Tetapi yang jadi masalahnya adalah pada Ken sendiri. Apakah benar apa yang dia rasakan terhadap Kim adalah cinta yang tulus atau hanya sebuah kemauannya untuk menaklukkan Kim saja.


Dunia Ken sanggatlah tidak pasti jika menyangkut soal wanita dan cinta. Kehidupan yang di jalani Ken seperti permainan waktu, jika saat ini dia menganggap dia mencintai Kim tetapi di lain waktu dia bisa saja salah karena mencintai seseorang itu membutuhkan waktu untuk memahami apa yang dirasakan terhadap orang yang di anggap berharga baginya.

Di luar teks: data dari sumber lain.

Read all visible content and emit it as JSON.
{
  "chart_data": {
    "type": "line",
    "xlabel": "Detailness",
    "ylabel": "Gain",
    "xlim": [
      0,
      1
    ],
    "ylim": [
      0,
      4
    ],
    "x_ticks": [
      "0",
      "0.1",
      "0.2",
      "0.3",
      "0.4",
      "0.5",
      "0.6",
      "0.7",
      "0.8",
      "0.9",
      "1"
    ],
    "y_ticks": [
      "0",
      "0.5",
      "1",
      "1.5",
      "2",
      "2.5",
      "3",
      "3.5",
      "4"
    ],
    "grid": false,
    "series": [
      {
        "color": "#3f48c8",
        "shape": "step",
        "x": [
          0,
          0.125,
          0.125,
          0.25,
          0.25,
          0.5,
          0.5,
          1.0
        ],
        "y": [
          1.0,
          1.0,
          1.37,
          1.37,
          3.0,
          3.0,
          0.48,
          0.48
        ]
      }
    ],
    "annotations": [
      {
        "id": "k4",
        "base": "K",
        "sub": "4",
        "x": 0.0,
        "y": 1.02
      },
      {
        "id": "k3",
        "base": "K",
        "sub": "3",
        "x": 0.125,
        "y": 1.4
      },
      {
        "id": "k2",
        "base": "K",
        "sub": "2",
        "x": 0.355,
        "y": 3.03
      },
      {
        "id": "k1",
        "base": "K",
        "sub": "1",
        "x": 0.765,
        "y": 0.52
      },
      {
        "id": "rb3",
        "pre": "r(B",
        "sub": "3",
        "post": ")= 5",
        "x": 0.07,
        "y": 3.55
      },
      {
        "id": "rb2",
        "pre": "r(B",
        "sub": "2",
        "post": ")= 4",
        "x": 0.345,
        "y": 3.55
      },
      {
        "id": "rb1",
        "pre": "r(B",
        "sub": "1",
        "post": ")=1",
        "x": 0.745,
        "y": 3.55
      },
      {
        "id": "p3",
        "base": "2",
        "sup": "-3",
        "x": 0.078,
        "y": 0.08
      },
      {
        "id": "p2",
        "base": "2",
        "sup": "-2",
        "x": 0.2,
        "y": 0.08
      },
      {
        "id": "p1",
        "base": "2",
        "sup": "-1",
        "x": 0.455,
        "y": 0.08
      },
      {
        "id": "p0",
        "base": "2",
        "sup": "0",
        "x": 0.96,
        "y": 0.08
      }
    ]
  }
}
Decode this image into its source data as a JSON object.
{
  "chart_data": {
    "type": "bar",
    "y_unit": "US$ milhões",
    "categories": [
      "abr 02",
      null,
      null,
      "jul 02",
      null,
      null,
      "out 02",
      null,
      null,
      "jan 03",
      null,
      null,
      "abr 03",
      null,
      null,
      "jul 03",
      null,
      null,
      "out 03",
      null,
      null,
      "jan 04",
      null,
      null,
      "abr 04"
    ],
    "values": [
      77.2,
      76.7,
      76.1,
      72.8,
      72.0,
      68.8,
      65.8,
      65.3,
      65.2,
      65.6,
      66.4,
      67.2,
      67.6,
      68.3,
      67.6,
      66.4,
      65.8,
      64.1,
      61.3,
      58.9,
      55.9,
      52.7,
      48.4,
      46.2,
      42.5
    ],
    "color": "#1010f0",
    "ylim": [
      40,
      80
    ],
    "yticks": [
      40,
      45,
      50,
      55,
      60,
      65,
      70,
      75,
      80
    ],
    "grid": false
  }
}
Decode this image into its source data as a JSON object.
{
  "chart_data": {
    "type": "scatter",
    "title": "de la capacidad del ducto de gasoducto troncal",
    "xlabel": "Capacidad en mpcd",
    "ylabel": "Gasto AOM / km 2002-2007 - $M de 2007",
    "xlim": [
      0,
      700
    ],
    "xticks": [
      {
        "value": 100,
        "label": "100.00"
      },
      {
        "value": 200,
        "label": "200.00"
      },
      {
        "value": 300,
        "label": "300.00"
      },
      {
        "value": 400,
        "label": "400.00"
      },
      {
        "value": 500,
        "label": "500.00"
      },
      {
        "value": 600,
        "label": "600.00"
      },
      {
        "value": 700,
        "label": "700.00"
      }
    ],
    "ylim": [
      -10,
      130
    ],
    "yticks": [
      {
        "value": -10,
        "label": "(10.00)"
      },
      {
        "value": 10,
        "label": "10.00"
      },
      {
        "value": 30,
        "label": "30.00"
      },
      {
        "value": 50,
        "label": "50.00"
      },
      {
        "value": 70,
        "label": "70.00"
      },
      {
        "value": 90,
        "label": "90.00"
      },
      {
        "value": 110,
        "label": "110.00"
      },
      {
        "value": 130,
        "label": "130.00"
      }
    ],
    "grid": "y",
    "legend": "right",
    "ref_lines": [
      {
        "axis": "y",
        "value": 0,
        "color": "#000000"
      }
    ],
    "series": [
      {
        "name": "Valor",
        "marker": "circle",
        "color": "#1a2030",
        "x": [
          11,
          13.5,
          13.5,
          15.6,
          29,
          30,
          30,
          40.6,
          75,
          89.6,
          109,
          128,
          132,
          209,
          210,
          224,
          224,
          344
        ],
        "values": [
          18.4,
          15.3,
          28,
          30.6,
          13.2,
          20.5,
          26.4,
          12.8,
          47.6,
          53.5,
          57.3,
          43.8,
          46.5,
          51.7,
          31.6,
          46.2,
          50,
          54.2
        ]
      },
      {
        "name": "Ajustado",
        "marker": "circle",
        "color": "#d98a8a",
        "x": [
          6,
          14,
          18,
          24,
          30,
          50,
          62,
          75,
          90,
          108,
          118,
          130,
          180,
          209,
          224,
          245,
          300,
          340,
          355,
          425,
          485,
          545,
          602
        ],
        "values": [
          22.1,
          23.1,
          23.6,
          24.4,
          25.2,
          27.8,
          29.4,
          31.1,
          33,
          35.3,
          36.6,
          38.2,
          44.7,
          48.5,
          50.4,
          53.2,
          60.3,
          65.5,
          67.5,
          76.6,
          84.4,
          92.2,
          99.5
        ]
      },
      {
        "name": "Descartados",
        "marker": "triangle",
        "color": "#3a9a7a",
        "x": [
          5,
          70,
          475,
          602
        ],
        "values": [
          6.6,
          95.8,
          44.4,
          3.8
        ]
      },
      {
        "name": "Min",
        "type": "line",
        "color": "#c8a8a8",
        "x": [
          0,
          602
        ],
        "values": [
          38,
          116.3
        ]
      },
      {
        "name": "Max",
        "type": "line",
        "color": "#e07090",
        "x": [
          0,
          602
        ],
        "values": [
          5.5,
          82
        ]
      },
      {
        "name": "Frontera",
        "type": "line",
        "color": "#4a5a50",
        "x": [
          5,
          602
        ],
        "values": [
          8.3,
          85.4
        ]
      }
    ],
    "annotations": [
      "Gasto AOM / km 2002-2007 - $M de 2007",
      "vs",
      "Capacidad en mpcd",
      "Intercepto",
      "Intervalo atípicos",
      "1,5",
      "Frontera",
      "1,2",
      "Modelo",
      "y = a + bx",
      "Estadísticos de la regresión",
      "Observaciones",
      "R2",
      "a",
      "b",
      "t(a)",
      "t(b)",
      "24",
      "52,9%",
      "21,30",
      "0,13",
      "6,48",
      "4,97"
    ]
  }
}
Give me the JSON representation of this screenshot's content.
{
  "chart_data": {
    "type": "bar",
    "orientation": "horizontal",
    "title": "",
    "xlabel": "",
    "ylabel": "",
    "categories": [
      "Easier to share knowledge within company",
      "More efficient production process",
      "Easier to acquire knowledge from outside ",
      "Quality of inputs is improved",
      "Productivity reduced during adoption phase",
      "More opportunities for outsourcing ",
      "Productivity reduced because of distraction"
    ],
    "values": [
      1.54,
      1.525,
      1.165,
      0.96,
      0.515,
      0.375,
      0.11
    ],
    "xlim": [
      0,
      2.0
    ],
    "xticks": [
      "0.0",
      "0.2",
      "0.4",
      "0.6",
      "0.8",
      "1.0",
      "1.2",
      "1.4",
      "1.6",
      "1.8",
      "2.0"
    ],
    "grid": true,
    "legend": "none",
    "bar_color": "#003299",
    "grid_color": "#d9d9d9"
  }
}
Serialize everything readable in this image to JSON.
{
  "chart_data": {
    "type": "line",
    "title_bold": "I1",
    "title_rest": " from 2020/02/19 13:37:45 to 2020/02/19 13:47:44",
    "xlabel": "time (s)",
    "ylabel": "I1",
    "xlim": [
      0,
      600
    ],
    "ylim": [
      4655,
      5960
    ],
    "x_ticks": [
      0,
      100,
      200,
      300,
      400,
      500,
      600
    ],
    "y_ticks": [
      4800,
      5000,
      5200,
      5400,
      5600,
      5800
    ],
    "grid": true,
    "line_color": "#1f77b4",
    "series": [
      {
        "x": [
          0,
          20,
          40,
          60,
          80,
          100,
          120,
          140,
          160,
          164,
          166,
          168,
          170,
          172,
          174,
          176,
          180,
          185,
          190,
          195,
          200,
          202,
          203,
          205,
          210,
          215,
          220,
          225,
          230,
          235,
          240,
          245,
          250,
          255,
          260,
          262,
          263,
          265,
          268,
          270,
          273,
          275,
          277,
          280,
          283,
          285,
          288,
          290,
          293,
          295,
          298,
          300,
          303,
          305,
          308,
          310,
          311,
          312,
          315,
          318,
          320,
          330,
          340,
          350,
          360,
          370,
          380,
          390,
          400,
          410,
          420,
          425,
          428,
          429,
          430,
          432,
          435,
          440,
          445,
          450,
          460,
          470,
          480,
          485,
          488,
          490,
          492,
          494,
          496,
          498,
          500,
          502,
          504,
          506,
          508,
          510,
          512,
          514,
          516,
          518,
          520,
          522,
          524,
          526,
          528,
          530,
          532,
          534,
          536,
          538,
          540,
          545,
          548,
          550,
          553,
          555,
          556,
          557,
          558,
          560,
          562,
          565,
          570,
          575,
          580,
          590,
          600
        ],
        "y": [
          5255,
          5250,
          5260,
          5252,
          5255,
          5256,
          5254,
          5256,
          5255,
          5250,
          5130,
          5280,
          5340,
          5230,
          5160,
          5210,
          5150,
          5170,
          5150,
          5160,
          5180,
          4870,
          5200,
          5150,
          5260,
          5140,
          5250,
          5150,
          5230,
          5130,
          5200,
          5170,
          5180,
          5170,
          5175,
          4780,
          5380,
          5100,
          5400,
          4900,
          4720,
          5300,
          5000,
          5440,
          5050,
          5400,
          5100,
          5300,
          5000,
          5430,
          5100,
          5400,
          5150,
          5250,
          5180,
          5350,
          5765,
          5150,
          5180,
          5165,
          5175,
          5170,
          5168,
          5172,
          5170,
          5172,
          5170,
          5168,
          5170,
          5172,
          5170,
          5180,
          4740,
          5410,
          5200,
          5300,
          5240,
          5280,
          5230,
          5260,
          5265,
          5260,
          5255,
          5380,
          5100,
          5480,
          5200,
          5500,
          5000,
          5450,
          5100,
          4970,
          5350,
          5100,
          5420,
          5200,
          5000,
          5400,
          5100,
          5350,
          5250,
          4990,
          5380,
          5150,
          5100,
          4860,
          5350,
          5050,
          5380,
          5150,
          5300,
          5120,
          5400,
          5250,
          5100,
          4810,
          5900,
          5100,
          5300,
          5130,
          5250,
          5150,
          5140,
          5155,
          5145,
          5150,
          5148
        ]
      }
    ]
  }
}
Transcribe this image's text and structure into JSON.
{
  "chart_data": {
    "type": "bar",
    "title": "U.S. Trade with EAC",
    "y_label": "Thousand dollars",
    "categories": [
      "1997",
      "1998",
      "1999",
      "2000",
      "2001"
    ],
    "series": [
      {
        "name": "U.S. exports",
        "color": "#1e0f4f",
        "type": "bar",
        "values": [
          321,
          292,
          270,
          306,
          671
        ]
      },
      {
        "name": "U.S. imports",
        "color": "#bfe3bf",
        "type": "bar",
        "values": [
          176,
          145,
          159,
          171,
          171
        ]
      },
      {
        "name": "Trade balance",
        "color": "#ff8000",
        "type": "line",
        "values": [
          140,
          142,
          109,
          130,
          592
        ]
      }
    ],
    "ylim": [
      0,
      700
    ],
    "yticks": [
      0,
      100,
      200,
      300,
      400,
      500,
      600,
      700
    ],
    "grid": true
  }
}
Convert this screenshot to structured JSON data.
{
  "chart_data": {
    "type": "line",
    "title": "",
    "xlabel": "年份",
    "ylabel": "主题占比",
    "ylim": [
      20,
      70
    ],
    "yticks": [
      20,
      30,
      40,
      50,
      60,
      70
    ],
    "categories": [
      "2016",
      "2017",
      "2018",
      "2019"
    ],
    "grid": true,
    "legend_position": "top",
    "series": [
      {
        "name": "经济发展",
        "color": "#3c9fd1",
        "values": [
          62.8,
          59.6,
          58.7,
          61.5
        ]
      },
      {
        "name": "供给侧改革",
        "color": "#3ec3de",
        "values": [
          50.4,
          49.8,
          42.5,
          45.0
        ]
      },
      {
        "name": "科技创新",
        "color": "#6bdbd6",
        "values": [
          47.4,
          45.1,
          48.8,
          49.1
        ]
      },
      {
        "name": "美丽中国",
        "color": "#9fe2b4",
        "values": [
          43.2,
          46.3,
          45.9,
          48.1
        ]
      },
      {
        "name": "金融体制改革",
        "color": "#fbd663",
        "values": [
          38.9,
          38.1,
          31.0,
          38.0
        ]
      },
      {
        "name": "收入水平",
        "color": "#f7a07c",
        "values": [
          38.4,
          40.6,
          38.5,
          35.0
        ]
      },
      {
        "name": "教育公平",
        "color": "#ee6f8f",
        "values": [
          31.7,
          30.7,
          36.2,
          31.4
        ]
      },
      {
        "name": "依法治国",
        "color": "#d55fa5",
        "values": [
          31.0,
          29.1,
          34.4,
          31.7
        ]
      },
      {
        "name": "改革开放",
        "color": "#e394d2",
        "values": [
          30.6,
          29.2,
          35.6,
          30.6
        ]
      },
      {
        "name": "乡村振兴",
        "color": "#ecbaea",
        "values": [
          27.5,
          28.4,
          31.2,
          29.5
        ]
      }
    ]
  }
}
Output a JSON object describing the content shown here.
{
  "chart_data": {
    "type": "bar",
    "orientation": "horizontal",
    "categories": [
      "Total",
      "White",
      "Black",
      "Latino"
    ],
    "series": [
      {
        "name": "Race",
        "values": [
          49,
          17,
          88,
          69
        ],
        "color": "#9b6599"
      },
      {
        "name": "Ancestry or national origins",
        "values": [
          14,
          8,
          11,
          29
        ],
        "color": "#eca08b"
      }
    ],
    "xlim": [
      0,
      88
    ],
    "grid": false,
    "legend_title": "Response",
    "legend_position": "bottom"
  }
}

Berbeda halnya dengan kehidupan yang di jalani oleh Kim. Kim hidup dengan adanya kepastian, jika tidak pasti dia akan melupakannya, dengan mencari kehidupan yang sudah pasti dia yakini akan membuat hidupnya pasti, bukan seperti permainan waktu yang kapan saja bisa berubah-ubah.


Kim yang menginginkan seseorang pria yang benar-benar serius terhadapnya, bukan seseorang pria yang senang bermain dengan perasaannya.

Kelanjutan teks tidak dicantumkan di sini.